Action photos available here
Montreal, Canada – Today, during the COP15 biodiversity summit in Montreal, Brazilian Indigenous leaders and their allies protested outside the Royal Bank of Canada (RBC) to denounce the bank’s financing of the notorious Canadian company Belo Sun, which seeks to carve Brazil’s largest open-pit gold mine in the heart of the Amazon. As COP15 parties work to establish a treaty to address today’s mounting extinction crisis, Canadian mining companies such as Belo Sun pose a massive threat to the Amazon rainforest, home to 10% of the planet’s terrestrial biodiversity.

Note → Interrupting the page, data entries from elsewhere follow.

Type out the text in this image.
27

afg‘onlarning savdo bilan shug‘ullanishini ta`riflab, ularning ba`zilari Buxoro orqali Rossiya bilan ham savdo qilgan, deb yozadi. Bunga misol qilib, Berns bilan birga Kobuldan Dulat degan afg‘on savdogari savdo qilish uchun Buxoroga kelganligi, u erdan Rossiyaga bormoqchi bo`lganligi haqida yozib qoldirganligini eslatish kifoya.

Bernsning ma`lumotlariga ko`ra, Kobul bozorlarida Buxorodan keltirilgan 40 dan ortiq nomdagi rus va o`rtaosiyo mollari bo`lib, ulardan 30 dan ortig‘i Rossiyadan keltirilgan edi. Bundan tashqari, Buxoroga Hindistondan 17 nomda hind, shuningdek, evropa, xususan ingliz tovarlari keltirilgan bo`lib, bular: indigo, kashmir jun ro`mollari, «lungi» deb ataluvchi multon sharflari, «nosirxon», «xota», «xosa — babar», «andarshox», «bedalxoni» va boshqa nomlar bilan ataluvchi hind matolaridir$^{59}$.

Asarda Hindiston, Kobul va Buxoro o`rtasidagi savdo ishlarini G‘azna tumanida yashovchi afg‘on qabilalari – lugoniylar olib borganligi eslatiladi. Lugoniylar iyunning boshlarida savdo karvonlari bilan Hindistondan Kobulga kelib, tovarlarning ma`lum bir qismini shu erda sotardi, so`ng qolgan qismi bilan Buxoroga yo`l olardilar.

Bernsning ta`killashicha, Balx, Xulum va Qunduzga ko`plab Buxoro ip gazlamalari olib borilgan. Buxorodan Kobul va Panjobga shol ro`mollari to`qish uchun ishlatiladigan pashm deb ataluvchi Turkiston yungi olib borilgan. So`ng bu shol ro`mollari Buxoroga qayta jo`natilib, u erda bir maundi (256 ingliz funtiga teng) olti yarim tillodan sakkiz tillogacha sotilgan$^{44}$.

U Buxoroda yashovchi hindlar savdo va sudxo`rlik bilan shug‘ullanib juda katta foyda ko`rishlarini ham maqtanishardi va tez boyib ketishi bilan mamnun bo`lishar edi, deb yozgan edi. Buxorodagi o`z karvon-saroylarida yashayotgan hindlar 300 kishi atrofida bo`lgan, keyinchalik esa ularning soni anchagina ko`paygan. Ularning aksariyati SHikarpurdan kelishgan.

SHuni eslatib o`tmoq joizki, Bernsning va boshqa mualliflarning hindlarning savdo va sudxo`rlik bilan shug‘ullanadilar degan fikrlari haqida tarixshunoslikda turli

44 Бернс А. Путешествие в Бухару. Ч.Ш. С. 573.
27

While Canada’s Belo Sun has yet to initiate operations, its plans to operate a massive mine adjacent to the Amazon’s Xingu River, in a region that hosts critically-endangered endemic species, have been targeted by Brazilian Federal Prosecutors, who have helped to paralyze the company’s licensing process. A potential approval of Belo Sun’s “Volta Grande” project looms, however, threatening to unleash an environmental disaster. Industrial Mining is estimated to drive nearly 10% of Amazon deforestation which is quickly approaching a perilous tipping point.
Dinamam Tux, Executive Coordinator of the Association of Brazil’s Indigenous Peoples (APIB) issued the following statement:
“While Canada hosts a critical summit to determine the future of our planet’s remaining biodiversity, we came to denounce that one of its leading banks is financing a Canadian mining company that threatens untold forest destruction and biodiversity loss, including on Amazonian Indigenous lands. Indigenous peoples are proven the best guardians of Amazonian forests as well as global biodiversity. RBC must heed our call to cease financing Belo Sun and other companies driving the biodiversity crisis.”
Gabriela Sarmet, Amazon Watch Brazil Campaign Advisor issued the following statement:
“Today’s action outside of the Royal Bank of Canada is meant to shine a spotlight on how the Canadian mining company Belo Sun poses grave, unacceptable, and irreversible risks to Amazonian biodiversity. RBC and other financial actors must sever ties with Belo Sun to not enable the socio-environmental disaster its operations would bring to the people of the Xingu River, with global implications.”